Another shrug. "Go ahead."

He watched her finger move across the table. Five. Eight. Seven. "Five hundred and eighty-seven."

"Exactly," Emma said, smiling with victory. "You
can
read numbers."

"Only if I watch you make them." Ridge had been through this before, too.

"Stay here." Emma scurried over to the wood and pried a piece of bark from one of the logs, then knelt on the floor and wrote something in the dirt. "All right. Come here."

Wary, Ridge crossed to her side and leaned over, his hands braced on his thighs. He gazed at the number she'd written. "Nine hundred and twenty-four."

She grabbed his hand and tugged him down beside her, then covered the last two numbers in the dirt. "What number is that?" she asked.

"Nine," he replied, barely restraining his exasperation.

"Now put a picture of the nine in your head," Emma instructed.

Ridge did so.

She put her hands over the first and last number. "This number?"

"Four."

She grinned, but only said, "Now place that one beside the nine in your mind."

Ridge narrowed his eyes as comprehension sank in.

Then she covered the first two numbers with her hands.

"Two," he said without prompting. He looked at the three numbers in his mind. "Nine hundred and forty-two."

Emma clapped her dusty hands. "That's right!"

Ridge sat back on his heels and gazed at the number on the floor. He pointed at it. "But that doesn't match the one in my head."

"Can I tell you another story?" she asked.

"As long as there's not a horse involved."

She grinned. "No horses, I promise." She shifted around so her slender legs were folded sideways beneath her and close enough to Ridge that he could feel her dress against his leg.

"I learned much of the Lakota language from the children because the adults were too busy," Emma began. "Thay'd draw pictures in the dirt and give the Lakota name to the thing or animal. Although they didn't have letters or numbers like we do, they used pictures to tell stories."

Ridge nodded, knowing this already from his own association with the Indians.

"There was a little girl named Sweet Blossom who would draw her story pictures out of sequence. But if you asked her to tell her story, she would do so correctly. But if I drew a story for her, she would 'read' it wrong. She actually saw the pictures in a different order than everyone else."

Ridge felt a kinship with the unknown girl, but kept his voice indifferent. "What happened to her?"

Emma smiled. "The Lakota saw her as gifted.
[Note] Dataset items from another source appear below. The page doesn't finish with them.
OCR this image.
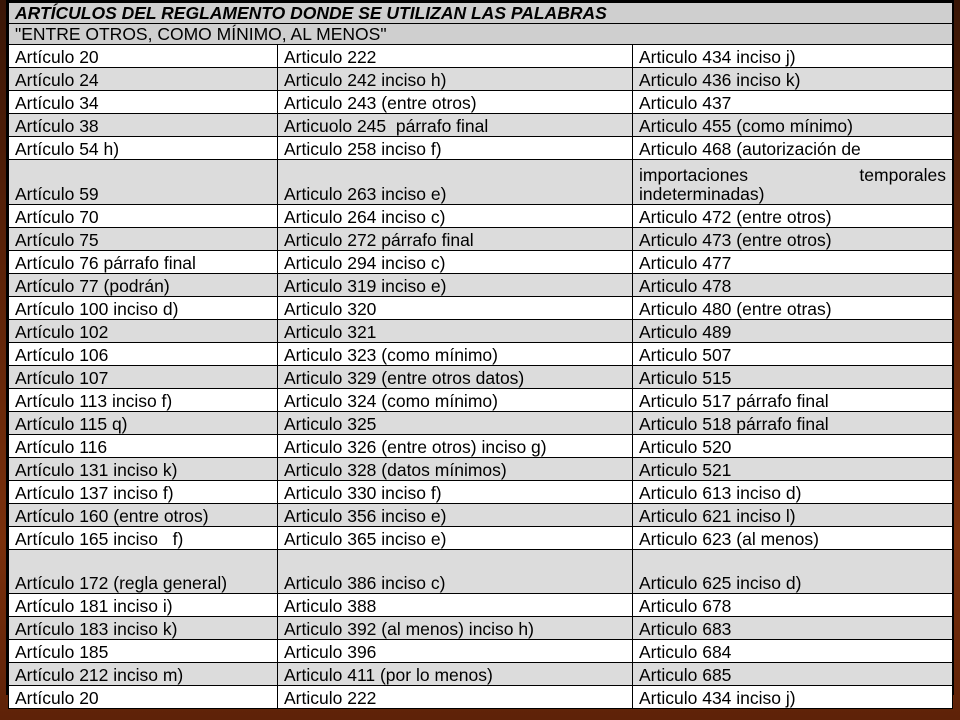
ARTÍCULOS DEL REGLAMENTO DONDE SE UTILIZAN LAS PALABRAS		
"ENTRE OTROS, COMO MÍNIMO, AL MENOS"		
Artículo 20	Articulo 222	Articulo 434 inciso j)
Artículo 24	Articulo 242 inciso h)	Articulo 436 inciso k)
Artículo 34	Articulo 243 (entre otros)	Articulo 437
Artículo 38	Articuolo 245  párrafo final	Articulo 455 (como mínimo)
Artículo 54 h)	Articulo 258 inciso f)	Articulo 468 (autorización de
Artículo 59	Articulo 263 inciso e)	importaciones temporales indeterminadas)

Artículo 70	Articulo 264 inciso c)	Articulo 472 (entre otros)
Artículo 75	Articulo 272 párrafo final	Articulo 473 (entre otros)
Artículo 76 párrafo final	Articulo 294 inciso c)	Articulo 477
Artículo 77 (podrán)	Articulo 319 inciso e)	Articulo 478
Artículo 100 inciso d)	Articulo 320	Articulo 480 (entre otras)
Artículo 102	Articulo 321	Articulo 489
Artículo 106	Articulo 323 (como mínimo)	Articulo 507
Artículo 107	Articulo 329 (entre otros datos)	Articulo 515
Artículo 113 inciso f)	Articulo 324 (como mínimo)	Articulo 517 párrafo final
Artículo 115 q)	Articulo 325	Articulo 518 párrafo final
Artículo 116	Articulo 326 (entre otros) inciso g)	Articulo 520
Artículo 131 inciso k)	Articulo 328 (datos mínimos)	Articulo 521
Artículo 137 inciso f)	Articulo 330 inciso f)	Articulo 613 inciso d)
Artículo 160 (entre otros)	Articulo 356 inciso e)	Articulo 621 inciso l)
Artículo 165 inciso   f)	Articulo 365 inciso e)	Articulo 623 (al menos)

Artículo 172 (regla general)	Articulo 386 inciso c)	Articulo 625 inciso d)
Artículo 181 inciso i)	Articulo 388	Articulo 678
Artículo 183 inciso k)	Articulo 392 (al menos) inciso h)	Articulo 683
Artículo 185	Articulo 396	Articulo 684
Artículo 212 inciso m)	Articulo 411 (por lo menos)	Articulo 685
Artículo 20	Articulo 222	Articulo 434 inciso j)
She learned to read picture stories by watching others recite theirs; and everyone else learned hers the same way."

"But I can read and draw maps without doing it backward."

"If someone draws picture stories backward, why isn't it possible that another person could see words and numbers turned around?"

Hope, long dead, stirred to life. "So you believe me?"

Emma motioned toward the number drawn on the dirt floor. "The proof is right in front of us."

He studied the individual numbers, trying to separate them mentally as Emma had done physically. It made his head ache. "Knowing that doesn't mean I can learn to read or write," he stated.